Selama 13 tahun saya menjadi guru dan menjadi pembimbing anak-anak kelas XII, tidak ada seorang pun yang berujar, "Armada laut!" saat mereka memilih cita-cita di depan mata. Lautan yang lepas, gahar, dan ganas seperti tak pernah terlintas di benak anak-anak disebabkan menjadi polisi lebih tampan untuk dipandang calon mertua, jadi tentara di daratan lebih gagah dalam menarik hati pujaan hati. Sementara, di lautan lepas, hanyalah ikan-ikan dan angin kencang dalam kecupan manja tanpa bisa dipeluk abadi seperti jodoh dari Ilahi.
Cita-cita Menjadi Tentara
Tiap tahun, dalam data di sekolah hanya satu atau dua siswa yang mendaftar sebagai calon Tentara Nasional Indonesia (TNI) Angkatan Darat dan Kepolisian Negara Republik Indonesia (Polri). Kenyataan yang pahit, di antara keduanya bisa saja tidak lulus sama sekali, mungkin juga hanya seorang saja yang berjodoh. Sebut saja 100 orang tamatan, 2 orang yang ikut seleksi, maka hanya 2% yang tertarik untuk menjadi bagian dari penjaga kedaulatan negara.
Dalam 5 tahun terakhir, 3 orang siswa saya lulus sebagai garda terdepan dalam sistem keamanan nasional. Tahun 2022, Muhammad Ilham lulus sebagai taruna TNI AD dengan nilai yang sangat memuaskan. Tahun  2024, Teuku Syahrul Danda dan Hilmi Andrea lulus di Kepolisian RI dan Korps Brigade Mobil  (Brimob). Tiga cerita yang jauh dari gelombang ganas di ribuan mil jaraknya dari daratan, dan hanya sedikit kisah yang kemudian dilupakan begitu saja.
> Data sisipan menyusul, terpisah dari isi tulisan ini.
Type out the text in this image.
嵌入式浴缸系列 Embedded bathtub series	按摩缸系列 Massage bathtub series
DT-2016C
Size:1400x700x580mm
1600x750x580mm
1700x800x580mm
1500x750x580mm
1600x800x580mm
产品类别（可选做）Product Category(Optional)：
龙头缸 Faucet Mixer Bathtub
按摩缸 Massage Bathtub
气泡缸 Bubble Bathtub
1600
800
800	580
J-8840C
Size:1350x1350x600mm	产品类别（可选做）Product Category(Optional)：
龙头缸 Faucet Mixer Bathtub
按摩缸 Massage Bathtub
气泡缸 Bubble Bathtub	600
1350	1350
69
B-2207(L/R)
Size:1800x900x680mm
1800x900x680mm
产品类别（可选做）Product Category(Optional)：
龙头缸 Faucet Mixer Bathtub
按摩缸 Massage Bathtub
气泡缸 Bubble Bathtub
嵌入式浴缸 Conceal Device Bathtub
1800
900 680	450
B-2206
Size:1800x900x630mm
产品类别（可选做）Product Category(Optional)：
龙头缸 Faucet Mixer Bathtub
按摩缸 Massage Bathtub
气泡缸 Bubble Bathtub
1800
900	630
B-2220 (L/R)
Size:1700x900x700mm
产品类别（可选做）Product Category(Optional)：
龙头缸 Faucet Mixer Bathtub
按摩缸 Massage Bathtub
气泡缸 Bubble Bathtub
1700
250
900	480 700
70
Bagaimana dengan sekolah-sekolah lain? Saya rasa juga demikian, anak-anak lebih berminat ke bangku kuliah dibandingkan menjadi bagian dari keamanan nasional. Â Bapak dan Ibu anggota TNI maupun Polri memang pernah ke sekolah-sekolah namun lebih kepada sosialiasi penyalahgunaan narkoba maupun isu pergaulan bebas remaja. Pernahkah Bapak dan Ibu berbicara soal bakat dan minat anak-anak untuk masuk TNI atau Polri? Adakah Bapak dan Ibu menawarkan beasiswa penuh dan kemudahan akses ke abdi negara ini? Saya rasa, hanya universitas-universitas saja yang berlomba-lomba mempromosikan jurusan dalam menarik simpati anak-anak agar mau kuliah dengan iming-iming beasiswa dan lapangan pekerjaan setelah lulus nanti.
Di mana TNI dan Polri saat anak-anak kelas XII ini bimbang? Sejauh ini tidak ada sentuhan maupun bayangan dari anak-anak untuk menjadi seorang pelaut ulung. Cita-cita anak-anak berada pada pusaran TNI AD atau Kepolisian. Faktor-faktor pendukung untuk memilih posisi aman adalah orang tua, lingkungan, dan juga keamanan sebagaimana sering didengar oleh siswa-siswa ini dari berbagai sudut pandang.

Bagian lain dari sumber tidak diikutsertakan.